Antiguamente los matrimonios duraban; eran para siempre.
¿Por qué —díganme—, por qué un sexo que tenía todo lo mejor, que sólo necesitaba ser frágil y dejarse ayudar en la vida, comenzó a competir con los machos? ¿A quién se le ocurrió semejante despropósito? Miren el tamaño de sus músculos y miren el tamaño de los nuestros… Estaba muy claro: ¡eso no iba a terminar bien!

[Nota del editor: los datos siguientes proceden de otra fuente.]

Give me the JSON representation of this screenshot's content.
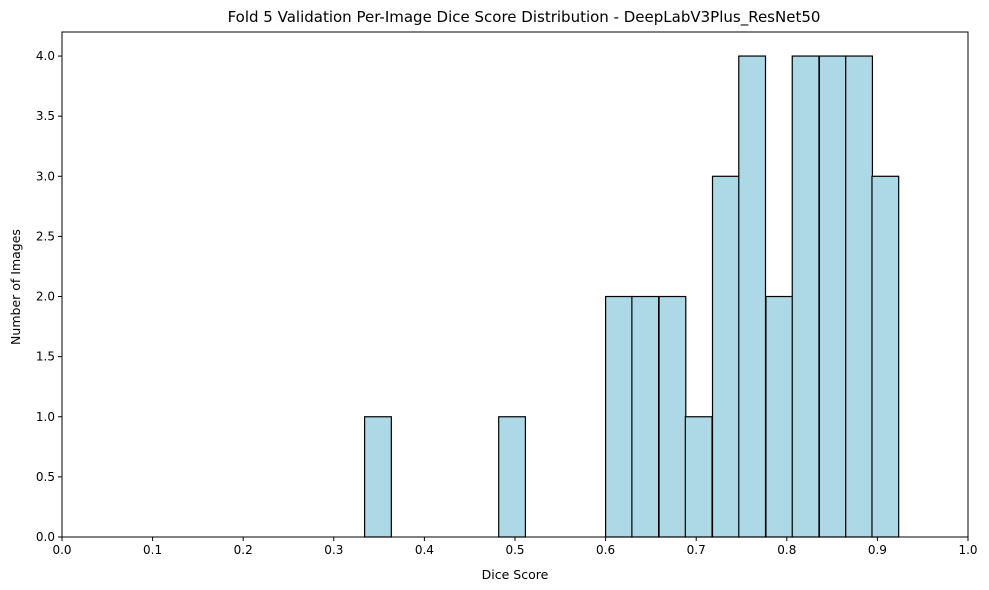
{
  "chart_data": {
    "type": "bar",
    "title": "Fold 5 Validation Per-Image Dice Score Distribution - DeepLabV3Plus_ResNet50",
    "xlabel": "Dice Score",
    "ylabel": "Number of Images",
    "xlim": [
      0.0,
      1.0
    ],
    "ylim": [
      0.0,
      4.2
    ],
    "xticks": [
      "0.0",
      "0.1",
      "0.2",
      "0.3",
      "0.4",
      "0.5",
      "0.6",
      "0.7",
      "0.8",
      "0.9",
      "1.0"
    ],
    "yticks": [
      "0.0",
      "0.5",
      "1.0",
      "1.5",
      "2.0",
      "2.5",
      "3.0",
      "3.5",
      "4.0"
    ],
    "bin_width": 0.0295,
    "bins": [
      {
        "start": 0.334,
        "count": 1
      },
      {
        "start": 0.482,
        "count": 1
      },
      {
        "start": 0.6,
        "count": 2
      },
      {
        "start": 0.629,
        "count": 2
      },
      {
        "start": 0.659,
        "count": 2
      },
      {
        "start": 0.688,
        "count": 1
      },
      {
        "start": 0.718,
        "count": 3
      },
      {
        "start": 0.747,
        "count": 4
      },
      {
        "start": 0.777,
        "count": 2
      },
      {
        "start": 0.806,
        "count": 4
      },
      {
        "start": 0.836,
        "count": 4
      },
      {
        "start": 0.865,
        "count": 4
      },
      {
        "start": 0.894,
        "count": 3
      }
    ],
    "bar_color": "#add8e6",
    "edge_color": "#000000",
    "grid": false
  }
}
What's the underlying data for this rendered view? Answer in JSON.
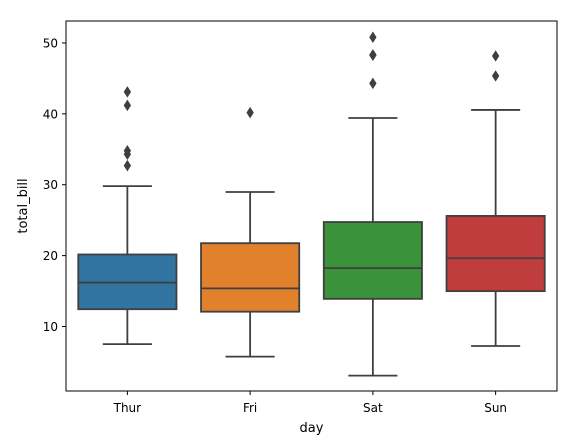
{
  "chart_data": {
    "type": "box",
    "xlabel": "day",
    "ylabel": "total_bill",
    "ylim": [
      0.9,
      53.1
    ],
    "yticks": [
      10,
      20,
      30,
      40,
      50
    ],
    "categories": [
      "Thur",
      "Fri",
      "Sat",
      "Sun"
    ],
    "boxes": [
      {
        "category": "Thur",
        "color": "#3274a1",
        "whisker_low": 7.51,
        "q1": 12.44,
        "median": 16.2,
        "q3": 20.16,
        "whisker_high": 29.8,
        "outliers": [
          32.7,
          34.3,
          34.8,
          41.2,
          43.1
        ]
      },
      {
        "category": "Fri",
        "color": "#e1812c",
        "whisker_low": 5.75,
        "q1": 12.09,
        "median": 15.38,
        "q3": 21.75,
        "whisker_high": 28.97,
        "outliers": [
          40.17
        ]
      },
      {
        "category": "Sat",
        "color": "#3a923a",
        "whisker_low": 3.07,
        "q1": 13.9,
        "median": 18.24,
        "q3": 24.74,
        "whisker_high": 39.42,
        "outliers": [
          44.3,
          48.27,
          48.33,
          50.81
        ]
      },
      {
        "category": "Sun",
        "color": "#c03d3e",
        "whisker_low": 7.25,
        "q1": 14.99,
        "median": 19.63,
        "q3": 25.6,
        "whisker_high": 40.55,
        "outliers": [
          45.35,
          48.17
        ]
      }
    ]
  }
}
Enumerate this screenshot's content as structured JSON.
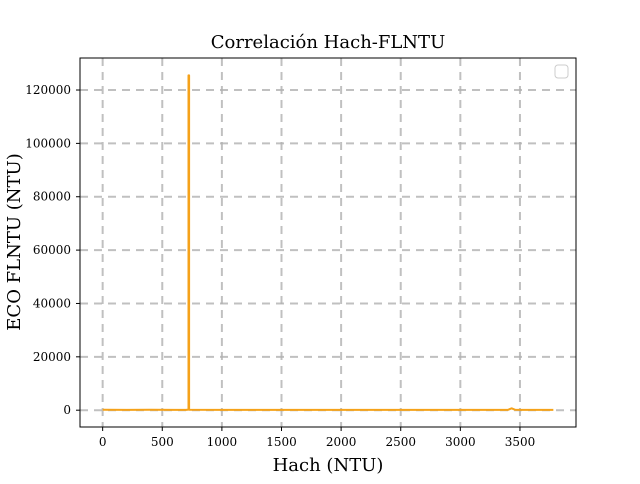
{
  "chart_data": {
    "type": "line",
    "title": "Correlación Hach-FLNTU",
    "xlabel": "Hach (NTU)",
    "ylabel": "ECO FLNTU (NTU)",
    "xlim": [
      -190,
      3970
    ],
    "ylim": [
      -6300,
      132000
    ],
    "x_ticks": [
      0,
      500,
      1000,
      1500,
      2000,
      2500,
      3000,
      3500
    ],
    "y_ticks": [
      0,
      20000,
      40000,
      60000,
      80000,
      100000,
      120000
    ],
    "grid": true,
    "legend": "top-right, empty",
    "series": [
      {
        "color": "#f5a21a",
        "x": [
          0,
          200,
          400,
          600,
          700,
          720,
          720,
          725,
          725,
          1000,
          1500,
          2000,
          2500,
          3000,
          3400,
          3430,
          3460,
          3500,
          3780
        ],
        "y": [
          180,
          120,
          150,
          130,
          110,
          200,
          125500,
          125500,
          150,
          120,
          110,
          130,
          120,
          110,
          140,
          700,
          150,
          120,
          130
        ]
      }
    ]
  },
  "colors": {
    "line": "#f5a21a",
    "grid": "#b0b0b0",
    "axes": "#000000",
    "legend_border": "#cccccc"
  }
}
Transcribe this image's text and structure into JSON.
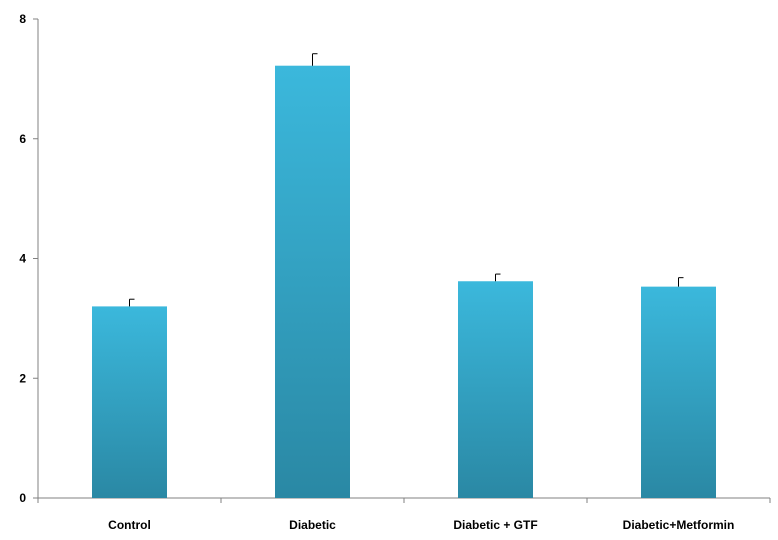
{
  "chart_data": {
    "type": "bar",
    "categories": [
      "Control",
      "Diabetic",
      "Diabetic + GTF",
      "Diabetic+Metformin"
    ],
    "values": [
      3.2,
      7.22,
      3.62,
      3.53
    ],
    "errors": [
      0.12,
      0.2,
      0.12,
      0.15
    ],
    "ylim": [
      0,
      8
    ],
    "yticks": [
      0,
      2,
      4,
      6,
      8
    ],
    "title": "",
    "xlabel": "",
    "ylabel": "",
    "grid": false,
    "colors": {
      "bar_top": "#3bb8dc",
      "bar_bottom": "#2a88a4",
      "axis": "#808080"
    }
  }
}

No aguanto más ser obligada al ritual diario de estar flaca como una escoba (no por mí, sino porque mi trabajo me lo exige), para lo cual tengo que matarme en el gimnasio o reunir dinero para hacerme la mamoplastia, la liposucción, implantes en las nalgas…, además de morir de hambre, ponerme hidratantes, antiarrugas, padecer complejo de radiador viejo tomando agua a todas horas…; usar todas las demás armas para no caer vencida por la vejez, maquillarme impecablemente cada mañana desde la frente hasta el escote, tener el pelo impecable y no atrasarme con las canas, que son peor que la misma lepra; elegir bien la ropa, los zapatos y los accesorios, no sea que no esté presentable para esa reunión de trabajo…
Ver que no me falte más nada, tener que decidir qué perfume combina con mi humor o tener que salir corriendo para quedarme embotellada en el tránsito, y tener que resolver la mitad de las cosas por el celular, correr el riesgo de ser asaltada, de morir embestida por una buseta o un motorizado, instalarme todo el día frente a la computadora trabajando como una esclava (moderna, claro está), con un teléfono en el oído y resolviendo problemas uno detrás de otro, ¡que además ni siquiera son mis problemas!
Todo para salir con los ojos rojos (por el monitor, claro, porque para llorar de amor no hay tiempo).
¡Y teníamos todo resuelto!
Estamos pagando el precio de estar siempre en forma, sin estrías, depiladas, sonrientes, perfumadas, operadas, con las uñas perfectas…, sin hablar del currículum impecable, lleno de diplomas, doctorados y especialidades.
Nos volvimos “supermujeres”, pero seguimos ganando menos que ellos y, en la mayoría de los casos, ¡de todos modos nos siguen dando órdenes!
¿No era mejor, mucho mejor, seguir tejiendo en la silla mecedora?
¡¡¡Basta!!!
Quiero que alguien me abra la puerta para que pueda pasar, que corra la silla cuando me voy a sentar, que me mande flores y cartitas con poesías, que me dé serenatas en la ventana…
Si nosotras ya sabíamos que teníamos un cerebro y que lo podíamos usar, ¿para qué había que demostrárselo a ellos?
¡Ay, Dios mío!, son las 6:10 a.m., y tengo que levantarme… ¡Que fría está esta solitaria y grandísima cama! ¡Ah!… Solo quiero que un maridito llegue del trabajo, que se siente en el sofá y me diga: “Mi amor, ¿me traerías un whisky por favor?” O: “¿Qué hay de cenar?” Porque descubrí que es mucho mejor servirle una cena casera que atragantarme con un sandwich y una Coca-cola light, mientras termino el trabajo que me traje a casa.
¿Piensas que estoy ironizando o exagerando? No, mis queridas amigas, colegas, inteligentes, realizadas, liberadas… y ¡pendejas! Estoy hablando muy seriamente. ¡Estoy abdicando de mi puesto de mujer moderna!